Haiti is in the midst of an unspeakable humanitarian crisis.   Groups with food, water and medicine were having hard times getting into the country because the Port-au-Prince airport was badly damaged. 

Still, CNN managed to put 6 correspondents on the ground to report on the misery and the sadness, in order to “get us the news we need to know”.  Thanks, Wolf Blitzer, but did your correspondents fly in ahead of the humanitarian relief?  Did your planes carry medicine and other necessities, too?  What are the reporters and camera crew eating and did they bring enough to share?

And how much do we really need to see after the initial footage of devastation?  How about just giving us phone numbers to call to donate for the relief effort, with hourly AP updates on relief efforts without new footage? 

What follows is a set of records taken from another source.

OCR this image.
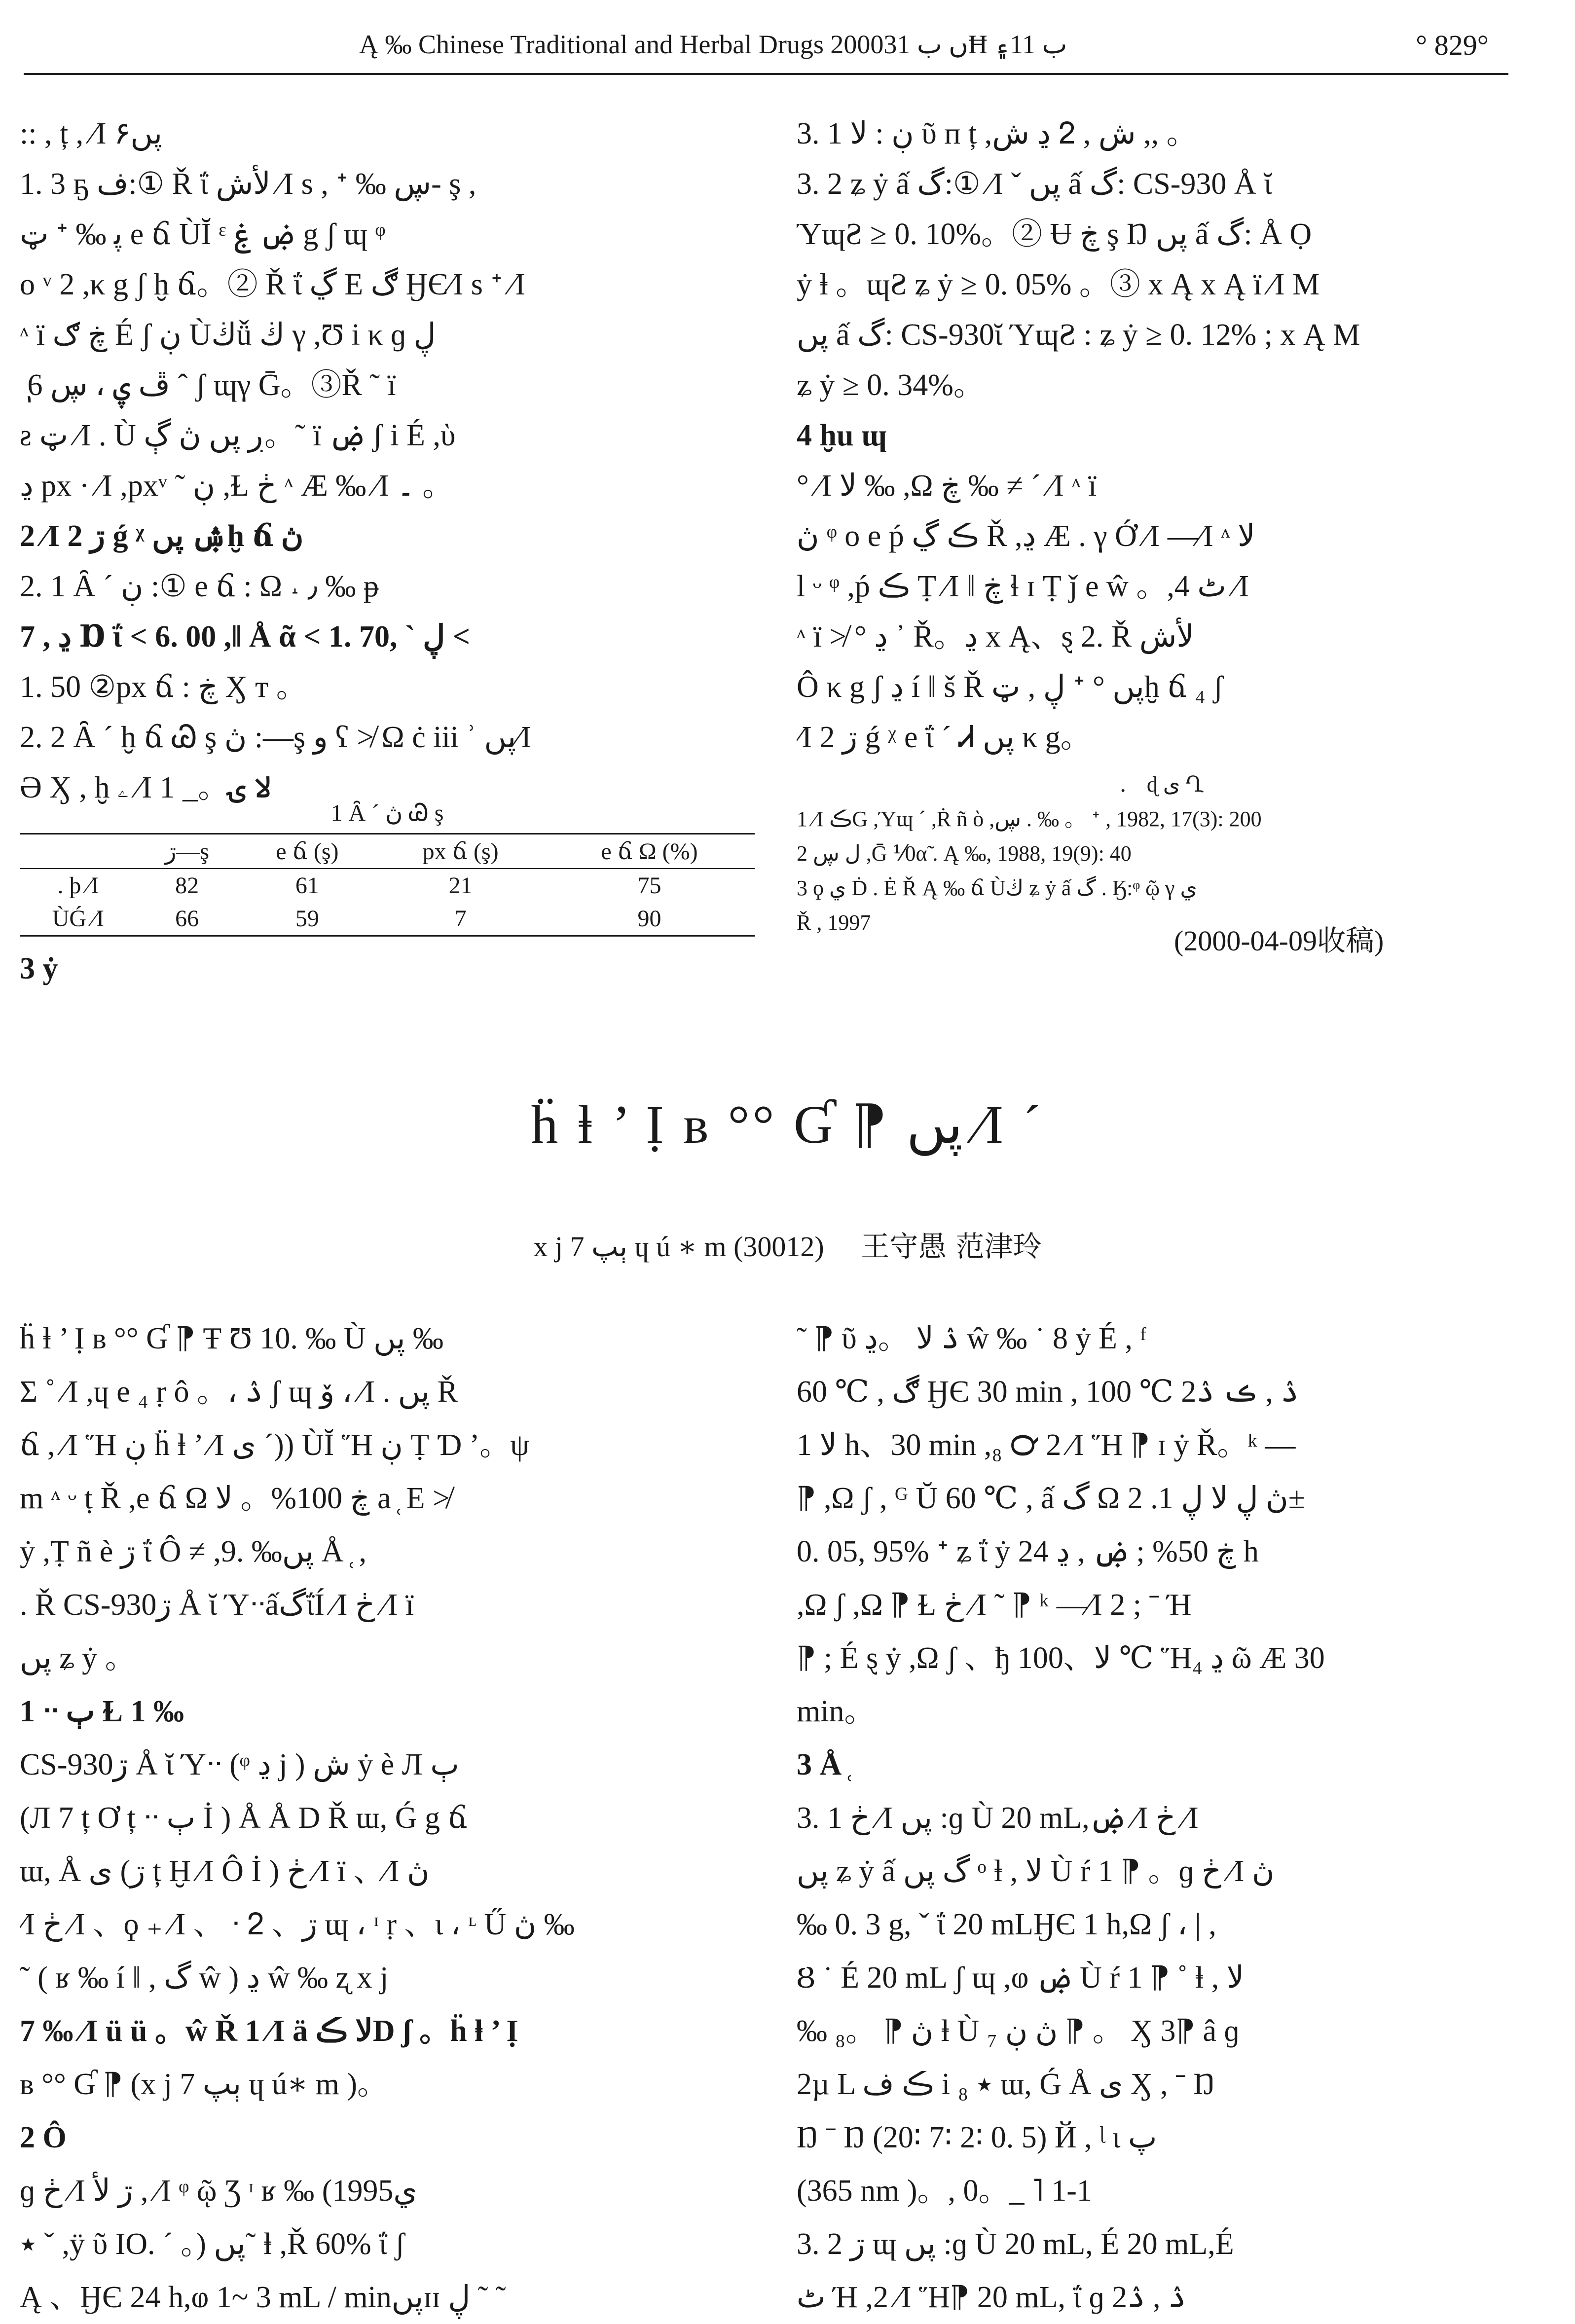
Ą ‰ Chinese Traditional and Herbal Drugs 2000ں ب 31Ħ ب 11۽	° 829°

:: , ț , ⁄I پں۶

1. 3 ҕ ف:① Ř ΐ لأش ⁄I s , ᐩ ‰ ڛ- ş ,

ټ ᐩ ‰ ﭘ e ճ ÙĬ ᵋ ۻ ۼ g ʃ ɰ ᵠ

o ᵛ 2 ,κ g ʃ ḫ ճ。② Ř ΐ ڲ E ڰ ӇЄ⁄I s ᐩ ⁄I

ᶺ ï ڿ ګ É ʃ ڹ Ùڬǚ ڬ γ ,Ʊ i κ ɡ ڸ

ٖ ڦ ۑ ، ڛ 6 ˆ ʃ ɰγ Ḡ。③Ř ˜ ï

ƨ ټ ⁄I . Ù ڔ پں ڽ ڳ。˜ ï ۻ ʃ i É ,ὺ

ڍ px · ⁄I ,pxᵛ ˜ ڹ ,Ɫ ڂ ᶺ Æ ‰ ⁄I ۔ 。

2 ⁄I ڗ 2 ǵ ᵡ ۺ پںḫ ճ ڽ

2. 1 Ȃ ´ ڹ :① e ճ : Ω ˔ ٫ ‰ ᵽ

7 , ڍ Ɒ ΐ < 6. 00 ,‖ Å ᾶ < 1. 70, ` ڸ <

1. 50 ②px ճ : ڿ Ӽ т 。

2. 2 Ȃ ´ ḫ ճ Ꮚ ş ڽ :—ş و ʕ ≯ Ω ċ iii ʾ پں⁄I

Ə Ӽ , ḫ ۦ ⁄I لا ۍ。_ 1

1 Ȃ ´ ڽ Ꮚ ş
	ڗ—ş	e ճ (ş)	px ճ (ş)	e ճ Ω (%)
. ϸ ⁄I	82	61	21	75
ÙǴ ⁄I	66	59	7	90

3 ẏ

3. 1 ڹ : لا ῦ ᴨ ț ,ڍ ش ᒿ , ش ,, 。

3. 2 ʑ ẏ ấ گ:① ⁄I ˇ پں ấ گ: CS-930 Å ῐ

ΎɰƧ ≥ 0. 10%。② Ʉ ڿ ş Ŋ پں ấ گ: Å Ọ

ẏ ⱡ 。ɰƧ ʑ ẏ ≥ 0. 05% 。③ x Ą x Ą ï ⁄I M

پں ấ گ: CS-930ῐ ΎɰƧ : ʑ ẏ ≥ 0. 12% ; x Ą M

ʑ ẏ ≥ 0. 34%。

4 ḫu ɰ

° ⁄I لا ‰ ,Ω ڿ ‰ ≠ ´ ⁄I ᶺ ï

ڽ ᵠ o e ṕ ڪ ڲ Ř ,ڍ Æ . γ Ớ ⁄I —⁄I ᶺ لا

l ᵕ ᵠ ,ṕ ڪ Ṭ ⁄I ‖ ڿ ɬ ɪ Ṭ ǰ e ŵ 。,4 ٹ ⁄I

ᶺ ï ≯ ° ڍ ᾽ Ř。ڍ x Ą、ȿ 2. Ř لأش

Ô κ g ʃ ڍ í ‖ š Ř ڸ , ټ ᐩ ° پںḫ ճ ₄ ʃ

⁄I ڗ 2 ǵ ᵡ e ΐ ´ Ꮧ پں κ g。

． ɖ ی Ղ

1 ⁄I ڪG ,Ύɰ ´ ,Ṙ ñ ὸ ,ڛ . ‰ 。 ᐩ , 1982, 17(3): 200

2 ل ڛ ,Ḡ ⅟0α̃ . Ą ‰, 1988, 19(9): 40

3 ϙ ي Ḋ . Ė Ř Ą ‰ ճ Ùڬ ʑ ẏ ấ گ . Ӄ:ᵠ ῷ γ ي

Ř , 1997

(2000-04-09收稿)
ḧ ⱡ ’ Ị ᏼ °° Ɠ ⁋ پں ⁄I ´
x j 7 ٻپ ɥ ú ∗ m (30012) 王守愚 范津玲

ḧ ⱡ ’ Ị ᏼ °° Ɠ ⁋ Ŧ Ʊ 10. ‰ Ù پں ‰

Σ ˚ ⁄I ,ɥ e ₄ ṛ ô 。، ۮ ʃ ɰ ۆ ، ⁄I . پں Ř

ճ , ⁄I Ἥ ڹ ḧ ⱡ ’ ⁄I ی ´)) ÙĬ Ἥ ڹ Ṭ Ɗ ’。ψ

m ᶺ ᵕ ṭ Ř ,e ճ Ω ڿ 100%。 لا a ̜ E ≯

ẏ ,Ṭ ñ è ڗ ΐ Ô ≠ ,9. ‰پں Å ̜ ,

. Ř CS-930ڗ Å ῐ ΎᐧᐧấگΐÍ ⁄I ڂ ⁄I ï

پں ʑ ẏ 。

1 ᐧᐧ ٻ Ɫ 1 ‰

CS-930ڗ Å ῐ Ύᐧᐧ (ᵠ ڍ j ) ش ẏ è Л ٻ

(Л 7 ț Ơ ț ᐧᐧ ٻ İ ) Å Å D Ř ɯ, Ǵ g ճ

ɯ, Å ی (ڗ ț Ḫ ⁄I Ô İ ) ڂ ⁄I ï 、⁄I ڽ

⁄I ڂ ⁄I 、ϙ ₊ ⁄I 、 ᐧ ᒿ 、ڗ ɰ ، ᶦ ṛ 、ɩ ، ᶫ Ű ڽ ‰

˜ ( ʁ ‰ í ‖ , گ ŵ ) ڍ ŵ ‰ ʐ x j

7 ‰ ⁄I ü ü 。ŵ Ř 1 ⁄I ä لا ڪD ʃ 。ḧ ⱡ ’ Ị

ᏼ °° Ɠ ⁋ (x j 7 ٻپ ɥ ú∗ m )。

2 Ô

ɡ ڂ ⁄I ڗ لأ , ⁄I ᵠ ῷ Ʒ ᶦ ʁ ‰ (1995ي

٭ ˇ ,ÿ ῦ IO. ´ 。) پں˜ ⱡ ,Ř 60% ΐ ʃ

Ą 、ӇЄ 24 h,ⱷ 1~ 3 mL / minپںɪɪ ڸ ˜ ˜

˜ ⁋ ῦ ۮ لا 。ڍ ŵ ‰ ˙ 8 ẏ É , ᶠ

60 ℃ , ڰ ӇЄ 30 min , 100 ℃ 2ۮ , ڪ ۮ

لا 1 h、30 min ,₈ ℺ 2 ⁄I Ἥ ⁋ ɪ ẏ Ř。ᵏ —

⁋ ,Ω ʃ , ᴳ Ŭ 60 ℃ , ấ گ Ω ڽ ڸ لا ڸ 1. 2±

0. 05, 95% ᐩ ʑ ΐ ẏ ڿ 50% ; ۻ , ڍ 24 h

,Ω ʃ ,Ω ⁋ Ɫ ڂ ⁄I ˜ ⁋ ᵏ —⁄I 2 ; ˉ Ή

⁋ ; É ȿ ẏ ,Ω ʃ 、ђ لا、100 ℃ Ἥ₄ ڍ ῶ Æ 30

min。

3 Å ̜

3. 1 ڂ ⁄I پں :ɡ Ù 20 mL,ۻ ⁄I ڂ ⁄I

پں ʑ ẏ ấ گ پں ᵒ ⱡ , لا Ù ŕ 1 ⁋ 。ɡ ڂ ⁄I ڽ

‰ 0. 3 g, ˇ ΐ 20 mLӇЄ 1 h,Ω ʃ ، | ,

Ȣ ˙ É 20 mL ʃ ɰ ,ⱷ ۻ Ù ŕ 1 ⁋ ˚ ⱡ , لا

‰ ڽ ⁋ 。₈ ⱡ Ù ₇ ڽ ڹ ⁋ 。 Ӽ 3⁋ â ɡ

2µ L ڪ ف i ₈ ٭ ɯ, Ǵ Å ی Ӽ , ˉ Ŋ

Ŋ ˉ Ŋ (20∶ 7∶ 2∶ 0. 5) Й , ᶩ ɩ پ

(365 nm )。, 0。_ ˥ 1-1

3. 2 ڗ ɰ پں :ɡ Ù 20 mL, É 20 mL,É

ٹ Ή ,2 ⁄I Ἥ⁋ 20 mL, ΐ ɡ 2ۮ , ۮ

This a tragedy of epic proportions.  Not an opportunity for a media circus.

I’ve lost that blogging feelin’

I need help.  There are not too many bloggable moments as of late that are not work-related (or family-related with an unappealing message about those still alive and able to read my blog).   In fact, life has gotten, in some ways happily, ordinary.  Even mundane.

I had to be Mommy in the middle of the day — something I secretly enjoy but is still anathema to corporate America.  I picked up my son and his “bethrothed” — the young lady, soon to be 8 years old — to whom he pledged his love and undying loyalty at summer camp — and took them to a play group.  They talked about life when grown up and in the “hereafter” so much so that I suggested that they had long lives ahead of them and the “hereafter” could wait.  They held hands on the walk to the street corner and made sure each other was buckled in for the cab ride to the play group.  As the adult/guardian/interloper, I felt it was my duty to let them converse as they wanted.  They surprised me at the good habits they learned from their respective parents.  Old beyond their years.  Which means wild days are to come.  Be afraid.  Very afraid.  Apparently my son’s betrothed wants a marriage proposal for her birthday.  I was relieved that a ring wasn’t requested.  Knowing what I know about my son’s feelings for this little girl, it would be a BIG ring.  The kind you mortgage your house for.  Luckily, a solid birthday present and a marriage proposal are all that are warrranted.   I have time to save up for the wedding, because by that time, the groom’s family will be paying for the wedding.

Racism in America

Harry Reid is an ass for saying what he said but, unfortunately, I can’t imagine that he is alone in thinking this way.

And we should talk about it.

President Obama is a transformative figure in so many ways but right now, most minority candidates don’t have a credible chance at national elective office.  Not even a wise Latina.

And we should talk about it.

But let’s not confuse Harry Reid with Trent Lott.  Trent Lott, when toasting segregationalist and white supremacist Strom Thurmond, told an admiring crowd that life would have been a lot different if Thurmond were elected president in the 40s and 50s when he ran for the office.  Harry Reid was talking about Barack Obama’s appeal to the electorate; Trent Lott was talking about the continuation of Jim Crow.  The comparison is made only for political gain.

Miep 1910-2010

Miep.  A little lone woman who stood up to a great evil machine. 

She risked everything to hide the Frank family and others in Amsterdam during the war. 

In a taped interview, she was talking to the son of another man she helped hide along with the Frank family.  She said simply “[your father] asked for my help and I helped him.” 

Miep had courage, kindness and humanity.  She should be our next American Idol.